There is no shortage of more ecologically correct ideas: camellias, tulips, amaryllis, iriscrocuses, jasmines, mimosas, anemones, buttercups, wallflowers, freesias, cyclamen, primroses, daffodils, etc.

And why not, for our pleasure to be complete, also use the short circuit and aim for labels like blue plant, which guarantees that the plants have been produced in an eco-responsible manner by horticulturists or certified nurseries, Flower of France which guarantees the French origin of the plants, Fairtrade Max Havelaar Where Fair Flowers Fair Plantsfor fair trade flowers produced in compliance with environmental and social standards.

And to go further, we can watch the excellent report broadcast on Monday February 7, 2022 on France 5 in replay: “ Valentine’s Day: what’s behind our bouquets? He shows the world that goes with the flowers of our florists (sold without indication of origin), and makes us understand that these are now hyper-industrial and globalized products. We discover in particular the covered market of Aalsmeer near Amsterdam, which alone occupies an area equivalent to that of the Vatican to process 12 billion flowers per year, but also the nearby greenhouses lit 20 hours a day and of which the energy consumption is equivalent to a city of 30,000 inhabitants.

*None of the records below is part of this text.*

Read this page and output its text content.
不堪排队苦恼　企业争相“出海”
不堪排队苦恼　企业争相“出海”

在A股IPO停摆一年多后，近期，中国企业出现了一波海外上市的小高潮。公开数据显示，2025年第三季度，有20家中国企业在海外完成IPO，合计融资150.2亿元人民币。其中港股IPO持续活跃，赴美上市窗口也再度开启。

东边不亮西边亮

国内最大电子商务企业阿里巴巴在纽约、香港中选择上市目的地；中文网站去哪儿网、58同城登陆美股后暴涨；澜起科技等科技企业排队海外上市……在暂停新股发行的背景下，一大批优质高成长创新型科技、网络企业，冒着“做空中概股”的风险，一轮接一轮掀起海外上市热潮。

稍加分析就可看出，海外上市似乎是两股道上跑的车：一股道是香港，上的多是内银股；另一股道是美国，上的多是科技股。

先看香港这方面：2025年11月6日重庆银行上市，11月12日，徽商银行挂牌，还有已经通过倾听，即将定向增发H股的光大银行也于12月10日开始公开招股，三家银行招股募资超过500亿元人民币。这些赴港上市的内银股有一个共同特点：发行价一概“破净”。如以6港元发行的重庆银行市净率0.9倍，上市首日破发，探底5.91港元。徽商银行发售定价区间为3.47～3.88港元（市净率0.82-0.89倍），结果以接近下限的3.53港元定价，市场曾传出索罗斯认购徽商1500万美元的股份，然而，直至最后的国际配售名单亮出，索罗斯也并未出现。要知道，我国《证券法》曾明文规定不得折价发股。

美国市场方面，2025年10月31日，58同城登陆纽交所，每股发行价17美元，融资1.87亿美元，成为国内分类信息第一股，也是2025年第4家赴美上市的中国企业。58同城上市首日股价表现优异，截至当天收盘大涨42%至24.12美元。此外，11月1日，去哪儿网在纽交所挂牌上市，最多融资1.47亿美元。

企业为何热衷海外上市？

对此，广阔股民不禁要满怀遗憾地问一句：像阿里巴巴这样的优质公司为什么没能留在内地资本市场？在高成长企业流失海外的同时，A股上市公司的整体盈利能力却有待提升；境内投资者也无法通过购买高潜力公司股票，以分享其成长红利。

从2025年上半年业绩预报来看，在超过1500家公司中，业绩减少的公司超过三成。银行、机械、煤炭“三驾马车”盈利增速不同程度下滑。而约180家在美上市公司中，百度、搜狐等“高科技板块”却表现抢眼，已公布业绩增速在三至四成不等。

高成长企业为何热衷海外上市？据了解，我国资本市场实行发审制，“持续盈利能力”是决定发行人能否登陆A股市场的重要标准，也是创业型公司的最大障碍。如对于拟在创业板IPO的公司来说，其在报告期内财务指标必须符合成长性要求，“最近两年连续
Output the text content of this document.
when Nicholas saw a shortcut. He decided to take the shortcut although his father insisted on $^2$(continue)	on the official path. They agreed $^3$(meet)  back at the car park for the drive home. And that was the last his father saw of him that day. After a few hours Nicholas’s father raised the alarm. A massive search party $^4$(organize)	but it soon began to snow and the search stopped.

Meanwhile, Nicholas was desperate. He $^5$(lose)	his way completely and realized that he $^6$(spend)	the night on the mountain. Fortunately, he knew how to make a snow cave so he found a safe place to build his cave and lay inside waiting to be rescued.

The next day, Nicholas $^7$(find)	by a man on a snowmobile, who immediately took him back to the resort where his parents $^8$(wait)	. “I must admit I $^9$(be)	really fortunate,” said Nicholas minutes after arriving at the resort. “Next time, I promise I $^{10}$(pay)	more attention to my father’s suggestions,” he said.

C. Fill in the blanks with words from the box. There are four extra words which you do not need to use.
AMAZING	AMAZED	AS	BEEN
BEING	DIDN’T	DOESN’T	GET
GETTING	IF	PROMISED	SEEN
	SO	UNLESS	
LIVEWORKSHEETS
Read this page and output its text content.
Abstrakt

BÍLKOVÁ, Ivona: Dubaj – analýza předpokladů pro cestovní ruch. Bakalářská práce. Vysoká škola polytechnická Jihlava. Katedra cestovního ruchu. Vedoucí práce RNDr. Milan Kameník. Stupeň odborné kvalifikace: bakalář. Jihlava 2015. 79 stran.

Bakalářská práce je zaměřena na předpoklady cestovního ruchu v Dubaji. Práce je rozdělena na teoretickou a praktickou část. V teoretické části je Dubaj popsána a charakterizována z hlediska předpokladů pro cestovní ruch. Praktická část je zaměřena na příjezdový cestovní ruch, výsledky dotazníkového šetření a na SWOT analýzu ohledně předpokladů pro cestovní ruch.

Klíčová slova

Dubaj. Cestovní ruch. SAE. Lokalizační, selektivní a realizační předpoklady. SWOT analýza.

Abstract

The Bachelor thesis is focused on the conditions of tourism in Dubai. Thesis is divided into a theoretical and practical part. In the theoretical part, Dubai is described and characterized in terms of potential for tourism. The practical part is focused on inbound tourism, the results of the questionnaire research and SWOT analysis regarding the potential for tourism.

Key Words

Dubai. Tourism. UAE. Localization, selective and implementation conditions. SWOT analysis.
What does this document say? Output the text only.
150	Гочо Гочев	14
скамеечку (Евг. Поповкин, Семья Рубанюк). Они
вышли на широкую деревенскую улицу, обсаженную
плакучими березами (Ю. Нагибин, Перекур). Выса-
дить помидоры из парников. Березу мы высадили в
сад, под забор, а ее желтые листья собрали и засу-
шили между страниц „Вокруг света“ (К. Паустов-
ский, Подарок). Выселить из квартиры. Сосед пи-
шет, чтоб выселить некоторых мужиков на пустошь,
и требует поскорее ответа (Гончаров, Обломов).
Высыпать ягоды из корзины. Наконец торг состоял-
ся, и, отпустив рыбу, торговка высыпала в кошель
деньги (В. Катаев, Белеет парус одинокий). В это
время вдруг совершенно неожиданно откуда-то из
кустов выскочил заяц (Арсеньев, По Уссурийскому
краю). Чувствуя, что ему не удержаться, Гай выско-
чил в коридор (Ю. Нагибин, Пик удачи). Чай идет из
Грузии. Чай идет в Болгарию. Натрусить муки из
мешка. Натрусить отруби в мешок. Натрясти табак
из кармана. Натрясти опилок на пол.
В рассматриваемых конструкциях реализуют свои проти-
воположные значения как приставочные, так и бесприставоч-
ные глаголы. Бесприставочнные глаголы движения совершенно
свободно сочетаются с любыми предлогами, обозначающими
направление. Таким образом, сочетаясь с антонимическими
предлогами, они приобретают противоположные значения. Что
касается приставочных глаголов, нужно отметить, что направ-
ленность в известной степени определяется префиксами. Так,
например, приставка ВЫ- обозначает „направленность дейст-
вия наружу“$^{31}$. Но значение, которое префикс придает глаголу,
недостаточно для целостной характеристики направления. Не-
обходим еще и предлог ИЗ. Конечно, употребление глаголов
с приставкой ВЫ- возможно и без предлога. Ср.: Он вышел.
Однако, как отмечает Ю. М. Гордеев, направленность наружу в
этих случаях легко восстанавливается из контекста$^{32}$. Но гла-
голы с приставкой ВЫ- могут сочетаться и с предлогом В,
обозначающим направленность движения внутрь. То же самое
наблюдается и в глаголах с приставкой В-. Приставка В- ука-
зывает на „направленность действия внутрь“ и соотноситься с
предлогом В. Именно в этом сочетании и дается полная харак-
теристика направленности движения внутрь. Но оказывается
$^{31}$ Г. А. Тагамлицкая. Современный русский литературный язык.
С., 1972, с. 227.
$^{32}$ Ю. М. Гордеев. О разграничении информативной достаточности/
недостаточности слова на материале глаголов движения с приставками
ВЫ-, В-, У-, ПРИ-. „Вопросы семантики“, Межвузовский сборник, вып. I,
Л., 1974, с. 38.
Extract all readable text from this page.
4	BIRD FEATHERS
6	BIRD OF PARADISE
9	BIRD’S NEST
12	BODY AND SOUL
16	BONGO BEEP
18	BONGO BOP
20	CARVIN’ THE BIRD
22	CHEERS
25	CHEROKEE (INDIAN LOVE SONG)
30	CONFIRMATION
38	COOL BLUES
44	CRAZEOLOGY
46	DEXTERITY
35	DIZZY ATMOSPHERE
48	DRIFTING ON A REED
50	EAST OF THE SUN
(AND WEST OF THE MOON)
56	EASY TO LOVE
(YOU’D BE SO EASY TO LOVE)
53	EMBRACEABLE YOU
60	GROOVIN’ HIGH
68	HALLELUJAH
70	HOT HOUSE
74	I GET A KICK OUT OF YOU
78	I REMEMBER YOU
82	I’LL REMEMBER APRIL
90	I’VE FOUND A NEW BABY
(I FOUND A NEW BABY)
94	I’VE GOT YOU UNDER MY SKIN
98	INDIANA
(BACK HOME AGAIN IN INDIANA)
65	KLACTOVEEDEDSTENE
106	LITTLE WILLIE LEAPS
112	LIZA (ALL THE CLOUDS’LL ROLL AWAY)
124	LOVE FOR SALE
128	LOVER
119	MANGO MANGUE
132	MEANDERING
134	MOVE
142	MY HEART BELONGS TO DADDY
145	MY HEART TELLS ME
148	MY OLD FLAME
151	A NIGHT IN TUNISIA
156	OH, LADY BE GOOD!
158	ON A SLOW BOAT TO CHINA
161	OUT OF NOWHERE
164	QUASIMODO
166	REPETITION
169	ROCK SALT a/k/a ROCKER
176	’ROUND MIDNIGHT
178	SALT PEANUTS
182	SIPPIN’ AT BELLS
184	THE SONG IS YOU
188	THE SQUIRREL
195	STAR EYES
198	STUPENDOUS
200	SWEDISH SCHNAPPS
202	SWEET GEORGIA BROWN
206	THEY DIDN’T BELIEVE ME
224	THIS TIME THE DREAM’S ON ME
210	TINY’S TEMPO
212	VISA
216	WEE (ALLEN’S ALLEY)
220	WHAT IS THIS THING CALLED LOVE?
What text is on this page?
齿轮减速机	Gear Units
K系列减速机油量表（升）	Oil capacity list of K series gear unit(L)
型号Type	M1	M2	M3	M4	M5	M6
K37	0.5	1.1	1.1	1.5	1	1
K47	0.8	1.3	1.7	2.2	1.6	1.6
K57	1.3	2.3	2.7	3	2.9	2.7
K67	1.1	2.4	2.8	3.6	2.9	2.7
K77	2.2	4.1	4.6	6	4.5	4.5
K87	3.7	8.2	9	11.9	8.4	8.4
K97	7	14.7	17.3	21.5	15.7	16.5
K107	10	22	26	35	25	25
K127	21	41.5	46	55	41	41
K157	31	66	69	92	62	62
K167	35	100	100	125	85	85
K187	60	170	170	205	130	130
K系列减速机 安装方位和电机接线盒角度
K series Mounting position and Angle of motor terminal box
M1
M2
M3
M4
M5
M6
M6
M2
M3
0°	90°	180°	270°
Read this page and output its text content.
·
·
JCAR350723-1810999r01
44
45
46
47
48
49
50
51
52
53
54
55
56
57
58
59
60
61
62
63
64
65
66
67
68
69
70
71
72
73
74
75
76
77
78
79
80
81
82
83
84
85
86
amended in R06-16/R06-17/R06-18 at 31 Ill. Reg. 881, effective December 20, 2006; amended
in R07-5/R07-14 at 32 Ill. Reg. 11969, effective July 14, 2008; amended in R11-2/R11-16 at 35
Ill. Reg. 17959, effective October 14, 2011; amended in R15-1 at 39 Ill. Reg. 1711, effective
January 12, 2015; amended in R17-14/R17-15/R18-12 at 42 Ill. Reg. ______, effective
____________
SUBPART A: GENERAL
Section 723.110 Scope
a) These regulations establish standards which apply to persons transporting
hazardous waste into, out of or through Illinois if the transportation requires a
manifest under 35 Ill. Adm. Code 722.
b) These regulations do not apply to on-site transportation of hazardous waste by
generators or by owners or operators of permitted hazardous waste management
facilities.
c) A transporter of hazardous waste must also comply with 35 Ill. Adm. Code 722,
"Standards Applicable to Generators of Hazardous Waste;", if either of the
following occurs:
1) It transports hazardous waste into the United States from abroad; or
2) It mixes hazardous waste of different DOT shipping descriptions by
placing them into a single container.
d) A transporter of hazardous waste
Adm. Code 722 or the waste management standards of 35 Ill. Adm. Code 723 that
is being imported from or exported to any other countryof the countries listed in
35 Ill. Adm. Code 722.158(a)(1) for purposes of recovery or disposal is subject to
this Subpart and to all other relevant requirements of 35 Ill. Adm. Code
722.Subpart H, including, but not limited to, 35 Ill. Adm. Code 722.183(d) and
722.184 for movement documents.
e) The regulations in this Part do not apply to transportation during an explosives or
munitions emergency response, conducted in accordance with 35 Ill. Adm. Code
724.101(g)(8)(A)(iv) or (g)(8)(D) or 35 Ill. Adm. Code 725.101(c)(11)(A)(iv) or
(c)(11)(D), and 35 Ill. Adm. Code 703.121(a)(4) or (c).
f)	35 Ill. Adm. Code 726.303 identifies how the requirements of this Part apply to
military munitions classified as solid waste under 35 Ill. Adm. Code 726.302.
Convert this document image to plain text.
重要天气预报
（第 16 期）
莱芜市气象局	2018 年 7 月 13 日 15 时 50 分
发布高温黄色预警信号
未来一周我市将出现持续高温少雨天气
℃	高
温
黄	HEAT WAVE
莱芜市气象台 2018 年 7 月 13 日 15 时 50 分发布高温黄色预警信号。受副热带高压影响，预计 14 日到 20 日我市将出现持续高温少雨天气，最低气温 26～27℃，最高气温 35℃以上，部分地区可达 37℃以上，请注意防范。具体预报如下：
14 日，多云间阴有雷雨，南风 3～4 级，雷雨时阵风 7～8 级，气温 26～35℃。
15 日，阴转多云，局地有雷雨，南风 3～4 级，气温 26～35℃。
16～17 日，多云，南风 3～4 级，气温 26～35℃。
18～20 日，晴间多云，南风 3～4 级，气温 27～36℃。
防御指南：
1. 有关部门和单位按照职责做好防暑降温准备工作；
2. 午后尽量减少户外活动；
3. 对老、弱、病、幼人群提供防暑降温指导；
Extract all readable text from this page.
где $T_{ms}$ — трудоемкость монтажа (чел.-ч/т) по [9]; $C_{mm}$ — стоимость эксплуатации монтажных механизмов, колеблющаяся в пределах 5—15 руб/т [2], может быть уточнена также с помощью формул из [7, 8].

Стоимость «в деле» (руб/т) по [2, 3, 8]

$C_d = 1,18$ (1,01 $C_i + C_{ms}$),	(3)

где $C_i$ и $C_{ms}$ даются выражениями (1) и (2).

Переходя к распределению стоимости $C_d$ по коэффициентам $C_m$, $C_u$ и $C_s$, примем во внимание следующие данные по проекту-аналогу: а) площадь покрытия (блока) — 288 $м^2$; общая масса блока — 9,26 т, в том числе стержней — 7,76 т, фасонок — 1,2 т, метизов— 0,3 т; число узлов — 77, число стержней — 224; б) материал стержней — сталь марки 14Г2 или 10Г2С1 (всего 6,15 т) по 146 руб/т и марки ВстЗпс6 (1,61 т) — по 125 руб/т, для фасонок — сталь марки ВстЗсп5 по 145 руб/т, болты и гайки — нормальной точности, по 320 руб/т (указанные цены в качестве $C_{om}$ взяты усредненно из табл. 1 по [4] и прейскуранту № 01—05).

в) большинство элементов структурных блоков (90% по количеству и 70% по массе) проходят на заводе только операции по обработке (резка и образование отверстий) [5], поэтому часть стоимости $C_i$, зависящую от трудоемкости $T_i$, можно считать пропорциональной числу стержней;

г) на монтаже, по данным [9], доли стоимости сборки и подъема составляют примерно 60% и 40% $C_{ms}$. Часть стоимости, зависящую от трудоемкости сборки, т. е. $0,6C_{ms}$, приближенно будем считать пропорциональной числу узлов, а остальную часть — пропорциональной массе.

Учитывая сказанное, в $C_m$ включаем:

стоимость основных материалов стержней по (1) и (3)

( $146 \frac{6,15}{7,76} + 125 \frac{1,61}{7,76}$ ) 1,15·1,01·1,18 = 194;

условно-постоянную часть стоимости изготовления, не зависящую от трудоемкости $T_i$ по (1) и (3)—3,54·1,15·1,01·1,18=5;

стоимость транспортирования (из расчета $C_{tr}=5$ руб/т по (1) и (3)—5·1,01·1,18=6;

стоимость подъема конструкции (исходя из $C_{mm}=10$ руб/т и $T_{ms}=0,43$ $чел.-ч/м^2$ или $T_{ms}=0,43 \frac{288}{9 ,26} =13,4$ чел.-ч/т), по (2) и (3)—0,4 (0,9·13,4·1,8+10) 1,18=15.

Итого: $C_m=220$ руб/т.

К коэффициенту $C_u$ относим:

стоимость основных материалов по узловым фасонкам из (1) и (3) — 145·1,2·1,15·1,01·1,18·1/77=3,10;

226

And the industrial production of roses in Ethiopia, in greenhouses that produce 3 million flowers a day, which leave immediately by plane to Amsterdam. Flowers treated with around forty chemicals, several of which are strictly prohibited in Europe (do not touch or smell them too much, or throw them in your compost !).

Happy Valentine’s Day to all, with flowers that mean many things, starting with respect for the planet and the living!